VP-Juraczka ad Hietzing: Wann begreift's endlich auch Vassilakou?

Wien (OTS) - "Das ist ein Triumph der Direkten Demokratie. Die Menschen in dieser Stadt haben die Bevormundung durch die rot-grüne Stadtregierung satt, sie wollen mitreden und mitbestimmen" so der Landesparteiobmann der ÖVP Wien StR Manfred Juraczka in einer ersten Reaktion auf das sensationelle Ergebnis der Befragung in Hietzing.

Manfred Juraczka: "Nach der Entscheidung in Währing haben nun auch die Bewohner/innen von Hietzing den Plänen der grünen Vizebürgermeisterin eine klare Abfuhr erteilt. Nicht nur dass die Wahlbeteiligung mit rund 57% sogar noch höher war als in Währing, lässt auch das klare Ergebnis - 78% lehnen die Einführung der Parkraumbewirtschaftung ab - keine Zweifel offen. Jetzt sind Bürgermeister Häupl und Vizebürgermeisterin Vassilakou gefordert, eine grundlegende Veränderung der Parkraumbewirtschaftung herbeizuführen. Das übliche Konzept der Grünen zu allen Fragen der Verkehrspolitik "Verbieten, Verteuern oder Radweg" greift offensichtlich zu kurz. Die grundlegende Veränderung wurde den Wienerinnen und Wienern ja in Aussicht gestellt, nachdem 150.000 Wienerinnen und Wiener für eine Befragung über die Ausweitung des Parkpickerls unterschrieben haben. Mit No-Na Fragen über organisatorische Details wie bei der kommenden Volksbefragung lassen sich die Bürger dieser Stadt nicht mehr abspeisen!"

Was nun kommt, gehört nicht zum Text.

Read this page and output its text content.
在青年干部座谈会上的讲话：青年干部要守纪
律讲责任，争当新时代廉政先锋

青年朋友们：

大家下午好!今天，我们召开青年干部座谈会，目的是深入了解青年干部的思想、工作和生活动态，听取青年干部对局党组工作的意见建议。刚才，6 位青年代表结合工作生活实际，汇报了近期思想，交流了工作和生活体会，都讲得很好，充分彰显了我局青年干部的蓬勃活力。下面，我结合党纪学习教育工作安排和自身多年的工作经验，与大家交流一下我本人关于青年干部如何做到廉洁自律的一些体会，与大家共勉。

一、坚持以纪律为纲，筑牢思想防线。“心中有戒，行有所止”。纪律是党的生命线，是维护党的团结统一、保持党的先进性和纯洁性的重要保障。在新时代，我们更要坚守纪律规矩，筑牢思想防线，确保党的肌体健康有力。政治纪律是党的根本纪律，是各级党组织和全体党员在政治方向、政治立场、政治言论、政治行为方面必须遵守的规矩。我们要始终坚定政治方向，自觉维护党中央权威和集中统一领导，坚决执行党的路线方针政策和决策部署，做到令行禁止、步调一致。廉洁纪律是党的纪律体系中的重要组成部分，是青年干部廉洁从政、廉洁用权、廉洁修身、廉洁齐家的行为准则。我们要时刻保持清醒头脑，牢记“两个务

"Ob Maria Vassilakou aber die richtige Person ist, um die notwendigen Veränderungen in der Verkehrspolitik in Wien zu stemmen, darf bezweifelt werden, führte sie doch das Ergebnis in Währing auf das "Negativ-Campaigning und Desinformieren der ÖVP" zurück. Bemerkenswert ist auch, dass sie als jenes Mitglied der Wiener Stadtregierung, das für Bürgerbeteiligung zuständig ist, heute im Standard mit den Worten "Ich warne davor, immer gleich Befragung zu rufen" zitiert wird. Der Vergleich macht uns einmal mehr sicher: die ÖVP Wien hat nicht nur die richtigen Antworten zur Verkehrspolitik sondern in Gestalt von Bezirksvorsteher Karl Homole und Bezirksvorsteher Heinz Gerstbach auch Verantwortungsträger, die nicht nur von Bürgerbeteiligung reden sondern sie leben", so Juraczka abschließend.